本文介绍了一个古老的游戏,通过连接圆周上的数字来形成配对,要求不出现交叉线段。文章分析了问题背后的数学原理,即卡特兰数,并提供了使用高精度计算求解卡特兰数的C++代码实现。
Poj 2084 Game of Connections 卡特兰数高精度
This is a small but ancient game. You are supposed to write down the numbers 1, 2, 3, . . . , 2n - 1, 2n consecutively in clockwise order on the ground to form a circle, and then, to draw some straight line segments to connect them into number pairs. Every number must be connected to exactly one another.
And, no two segments are allowed to intersect.

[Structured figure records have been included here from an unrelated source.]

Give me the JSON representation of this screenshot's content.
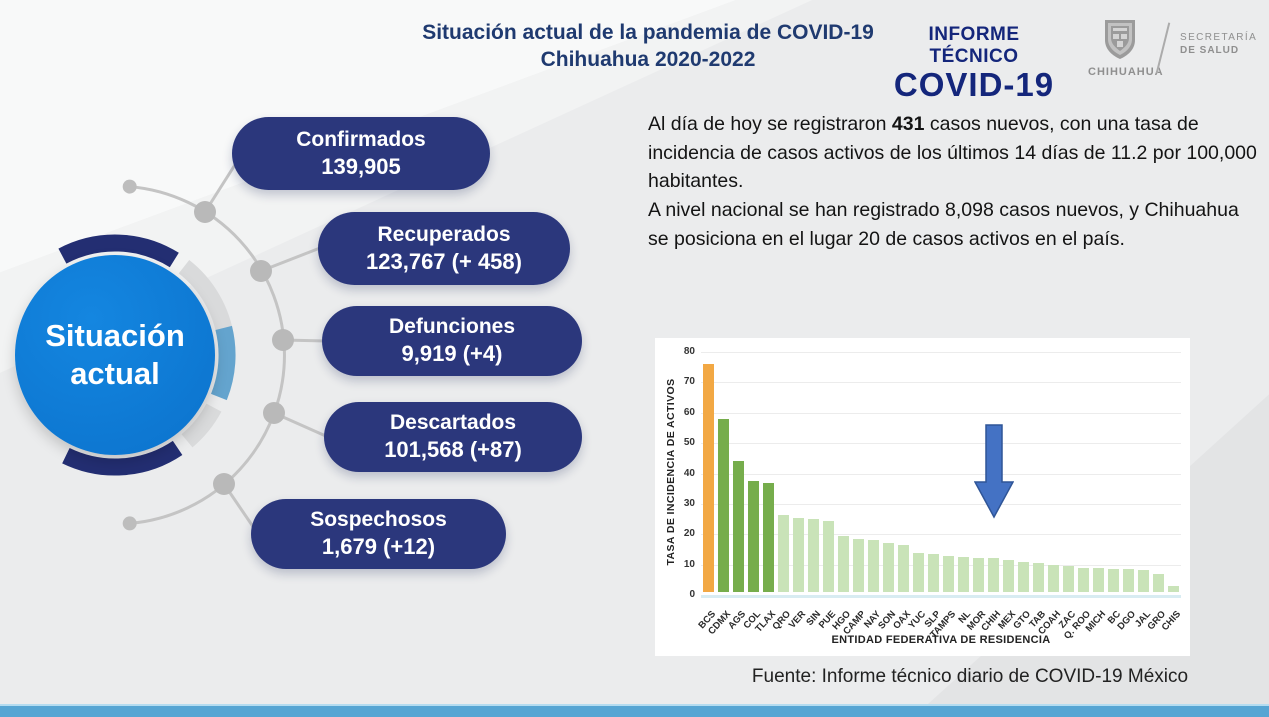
{
  "header": {
    "title_line1": "Situación actual de la pandemia de COVID-19",
    "title_line2": "Chihuahua 2020-2022",
    "brand_line1": "INFORME TÉCNICO",
    "brand_line2": "COVID-19",
    "logo_state": "CHIHUAHUA",
    "secretary_line1": "SECRETARÍA",
    "secretary_line2": "DE SALUD"
  },
  "hub": {
    "line1": "Situación",
    "line2": "actual"
  },
  "stats": [
    {
      "label": "Confirmados",
      "value": "139,905"
    },
    {
      "label": "Recuperados",
      "value": "123,767 (+ 458)"
    },
    {
      "label": "Defunciones",
      "value": "9,919 (+4)"
    },
    {
      "label": "Descartados",
      "value": "101,568 (+87)"
    },
    {
      "label": "Sospechosos",
      "value": "1,679 (+12)"
    }
  ],
  "summary": {
    "p1_before": "Al día de hoy se registraron ",
    "p1_bold": "431",
    "p1_after": " casos nuevos, con una tasa de incidencia de casos activos de los últimos 14 días de 11.2 por 100,000 habitantes.",
    "p2": "A nivel nacional se han registrado 8,098 casos nuevos, y Chihuahua se posiciona en el lugar 20 de casos activos en el país."
  },
  "chart_data": {
    "type": "bar",
    "title": "",
    "xlabel": "ENTIDAD FEDERATIVA DE RESIDENCIA",
    "ylabel": "TASA DE INCIDENCIA DE ACTIVOS",
    "ylim": [
      0,
      80
    ],
    "yticks": [
      0,
      10,
      20,
      30,
      40,
      50,
      60,
      70,
      80
    ],
    "grid": true,
    "legend": false,
    "categories": [
      "BCS",
      "CDMX",
      "AGS",
      "COL",
      "TLAX",
      "QRO",
      "VER",
      "SIN",
      "PUE",
      "HGO",
      "CAMP",
      "NAY",
      "SON",
      "OAX",
      "YUC",
      "SLP",
      "TAMPS",
      "NL",
      "MOR",
      "CHIH",
      "MEX",
      "GTO",
      "TAB",
      "COAH",
      "ZAC",
      "Q. ROO",
      "MICH",
      "BC",
      "DGO",
      "JAL",
      "GRO",
      "CHIS"
    ],
    "values": [
      75,
      57,
      43,
      36.5,
      36,
      25.5,
      24.5,
      24,
      23.5,
      18.5,
      17.5,
      17,
      16,
      15.5,
      13,
      12.5,
      12,
      11.5,
      11.3,
      11.2,
      10.5,
      10,
      9.5,
      9,
      8.5,
      8,
      7.8,
      7.6,
      7.5,
      7.2,
      6,
      2
    ],
    "bar_colors": [
      "#F2A844",
      "#76AD4C",
      "#76AD4C",
      "#76AD4C",
      "#76AD4C",
      "#C9E3B8",
      "#C9E3B8",
      "#C9E3B8",
      "#C9E3B8",
      "#C9E3B8",
      "#C9E3B8",
      "#C9E3B8",
      "#C9E3B8",
      "#C9E3B8",
      "#C9E3B8",
      "#C9E3B8",
      "#C9E3B8",
      "#C9E3B8",
      "#C9E3B8",
      "#C9E3B8",
      "#C9E3B8",
      "#C9E3B8",
      "#C9E3B8",
      "#C9E3B8",
      "#C9E3B8",
      "#C9E3B8",
      "#C9E3B8",
      "#C9E3B8",
      "#C9E3B8",
      "#C9E3B8",
      "#C9E3B8",
      "#C9E3B8"
    ],
    "highlight": {
      "category": "CHIH",
      "marker": "blue-down-arrow",
      "marker_color": "#4472C4",
      "marker_border": "#2F5597"
    }
  },
  "footer": {
    "source": "Fuente: Informe técnico diario de COVID-19 México"
  },
  "colors": {
    "stat_pill_navy": "#2B377C",
    "title_navy": "#1F3A70",
    "brand_navy": "#14267B",
    "hub_blue": "#0E7AD6",
    "ring_light_blue": "#64A4CE",
    "connector_gray": "#C4C4C4",
    "bottom_strip_blue": "#56A5D3"
  }
}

It's still a simple game, isn't it? But after you've written down the 2n numbers, can you tell me in how many different ways can you connect the numbers into pairs? Life is harder, right? Input
Each line of the input file will be a single positive number n, except the last line, which is a number -1.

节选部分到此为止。